Atomic and sequence file formats

Table 1. Atomic and sequence file formats
FormatExtension(s)TypeRemark
Clustal.alnSequence 
EMBL.emblSequenceMinimal: ignore header info
Fasta.fastaSequenceMinimal: ignore header info
Genbank.gbSequenceMinimal: ignore header info
Gromacs.groCoordinatesMolecular dynamics
PDB.pdbCoordinatesMinimal: ignore header info
Phylip.phylipSequenceMinimal: ignore header info
PIR.pirSequenceMinimal: ignore header info
STAR/mmCIF.star, .cifSequence+coordinates 
Text.txtSequenceRaw sequence, type inferred
Wayne Hendrickson format.wah, .whCoordinatesMinimal format

The Representation of Models

In Bsoft, a model is an interpretative representation of the data, similar in sense to molecular models, but at a coarser grain and with much larger extent.

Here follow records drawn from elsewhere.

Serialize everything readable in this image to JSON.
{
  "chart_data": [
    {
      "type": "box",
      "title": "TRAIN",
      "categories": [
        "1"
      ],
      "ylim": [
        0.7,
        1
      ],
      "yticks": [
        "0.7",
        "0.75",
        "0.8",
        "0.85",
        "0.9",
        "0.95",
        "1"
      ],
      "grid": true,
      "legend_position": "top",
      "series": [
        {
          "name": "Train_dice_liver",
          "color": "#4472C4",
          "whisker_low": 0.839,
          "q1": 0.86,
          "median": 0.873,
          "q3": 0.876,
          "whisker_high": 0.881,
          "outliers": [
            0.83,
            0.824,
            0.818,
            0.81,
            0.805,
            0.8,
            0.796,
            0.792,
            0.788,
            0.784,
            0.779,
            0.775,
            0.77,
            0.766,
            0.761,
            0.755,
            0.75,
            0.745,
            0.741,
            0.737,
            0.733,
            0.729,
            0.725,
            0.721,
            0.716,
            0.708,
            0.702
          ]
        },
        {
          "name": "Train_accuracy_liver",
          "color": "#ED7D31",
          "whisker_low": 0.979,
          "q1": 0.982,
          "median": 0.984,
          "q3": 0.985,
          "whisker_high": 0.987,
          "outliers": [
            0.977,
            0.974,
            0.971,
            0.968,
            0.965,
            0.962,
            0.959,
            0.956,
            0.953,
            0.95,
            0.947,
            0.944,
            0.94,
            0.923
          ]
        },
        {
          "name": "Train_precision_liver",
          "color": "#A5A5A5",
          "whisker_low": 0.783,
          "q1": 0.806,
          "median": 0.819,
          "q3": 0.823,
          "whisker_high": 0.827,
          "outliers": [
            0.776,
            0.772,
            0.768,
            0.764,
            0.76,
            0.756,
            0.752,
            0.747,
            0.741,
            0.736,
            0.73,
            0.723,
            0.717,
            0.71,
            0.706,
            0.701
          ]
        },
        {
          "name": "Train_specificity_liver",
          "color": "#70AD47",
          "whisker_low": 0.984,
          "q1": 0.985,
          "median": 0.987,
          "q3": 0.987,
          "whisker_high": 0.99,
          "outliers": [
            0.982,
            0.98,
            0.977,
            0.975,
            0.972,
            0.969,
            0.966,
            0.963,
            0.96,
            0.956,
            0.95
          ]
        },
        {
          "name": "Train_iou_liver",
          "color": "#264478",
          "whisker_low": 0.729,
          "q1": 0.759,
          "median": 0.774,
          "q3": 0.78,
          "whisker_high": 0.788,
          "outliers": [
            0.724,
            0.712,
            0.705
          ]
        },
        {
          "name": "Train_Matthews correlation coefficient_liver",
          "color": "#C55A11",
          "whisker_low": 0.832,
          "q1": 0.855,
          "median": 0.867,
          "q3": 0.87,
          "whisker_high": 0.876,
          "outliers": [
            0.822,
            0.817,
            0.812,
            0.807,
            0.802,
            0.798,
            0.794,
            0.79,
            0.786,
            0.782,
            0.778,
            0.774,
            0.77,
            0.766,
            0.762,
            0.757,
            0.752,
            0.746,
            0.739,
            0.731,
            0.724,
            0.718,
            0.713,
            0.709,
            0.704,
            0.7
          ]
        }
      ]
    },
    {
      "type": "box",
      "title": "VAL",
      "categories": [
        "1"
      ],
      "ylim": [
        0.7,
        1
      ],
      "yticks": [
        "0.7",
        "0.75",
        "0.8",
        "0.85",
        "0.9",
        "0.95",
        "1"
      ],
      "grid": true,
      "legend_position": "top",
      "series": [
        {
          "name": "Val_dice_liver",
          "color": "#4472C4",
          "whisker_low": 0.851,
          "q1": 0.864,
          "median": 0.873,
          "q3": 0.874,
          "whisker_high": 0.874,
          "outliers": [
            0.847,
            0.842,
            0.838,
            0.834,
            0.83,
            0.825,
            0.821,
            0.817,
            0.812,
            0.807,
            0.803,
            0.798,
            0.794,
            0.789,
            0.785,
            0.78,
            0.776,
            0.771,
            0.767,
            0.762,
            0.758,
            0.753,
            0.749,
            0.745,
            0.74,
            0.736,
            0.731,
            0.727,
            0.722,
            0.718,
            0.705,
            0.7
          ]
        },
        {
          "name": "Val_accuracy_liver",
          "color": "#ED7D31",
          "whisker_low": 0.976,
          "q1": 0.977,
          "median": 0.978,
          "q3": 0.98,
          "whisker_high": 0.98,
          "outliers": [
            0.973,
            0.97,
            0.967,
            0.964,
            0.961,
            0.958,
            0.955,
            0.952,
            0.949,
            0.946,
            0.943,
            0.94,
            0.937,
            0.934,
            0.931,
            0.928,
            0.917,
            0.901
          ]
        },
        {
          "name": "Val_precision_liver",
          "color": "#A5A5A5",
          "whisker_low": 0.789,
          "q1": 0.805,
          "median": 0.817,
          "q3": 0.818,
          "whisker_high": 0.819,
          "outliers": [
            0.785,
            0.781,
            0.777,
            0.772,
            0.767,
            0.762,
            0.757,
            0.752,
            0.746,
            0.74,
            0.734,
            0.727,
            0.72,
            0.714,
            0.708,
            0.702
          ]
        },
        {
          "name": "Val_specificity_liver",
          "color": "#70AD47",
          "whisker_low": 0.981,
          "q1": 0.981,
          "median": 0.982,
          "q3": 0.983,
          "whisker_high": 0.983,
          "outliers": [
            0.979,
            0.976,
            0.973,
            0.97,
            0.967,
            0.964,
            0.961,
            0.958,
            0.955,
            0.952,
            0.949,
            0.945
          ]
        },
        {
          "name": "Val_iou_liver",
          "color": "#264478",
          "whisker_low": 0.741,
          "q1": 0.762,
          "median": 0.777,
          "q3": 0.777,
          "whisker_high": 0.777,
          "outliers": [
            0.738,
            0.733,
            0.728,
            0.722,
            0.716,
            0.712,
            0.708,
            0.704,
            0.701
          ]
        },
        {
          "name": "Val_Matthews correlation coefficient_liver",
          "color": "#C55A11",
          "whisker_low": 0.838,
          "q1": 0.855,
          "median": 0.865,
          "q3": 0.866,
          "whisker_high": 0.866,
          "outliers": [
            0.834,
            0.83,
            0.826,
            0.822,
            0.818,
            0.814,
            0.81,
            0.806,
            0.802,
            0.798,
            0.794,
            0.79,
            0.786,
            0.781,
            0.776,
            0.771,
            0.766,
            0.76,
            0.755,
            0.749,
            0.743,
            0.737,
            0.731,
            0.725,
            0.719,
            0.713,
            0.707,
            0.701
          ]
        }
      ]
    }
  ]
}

A model is composed of components, component types, connections between components, and higher order relationships, such as polygons and polyhedra. The aim with models is to provide descriptions of large assemblies of components while handling redundancies with component types.

Model parameters

The unit parameter is the component, which can be molecule, a molecule group, part of a molecule, or a density.

Model file formats

Some aspects of models can be encoded in molecular files such as the PDB format, but these are too limited to encapsulate all the complexity.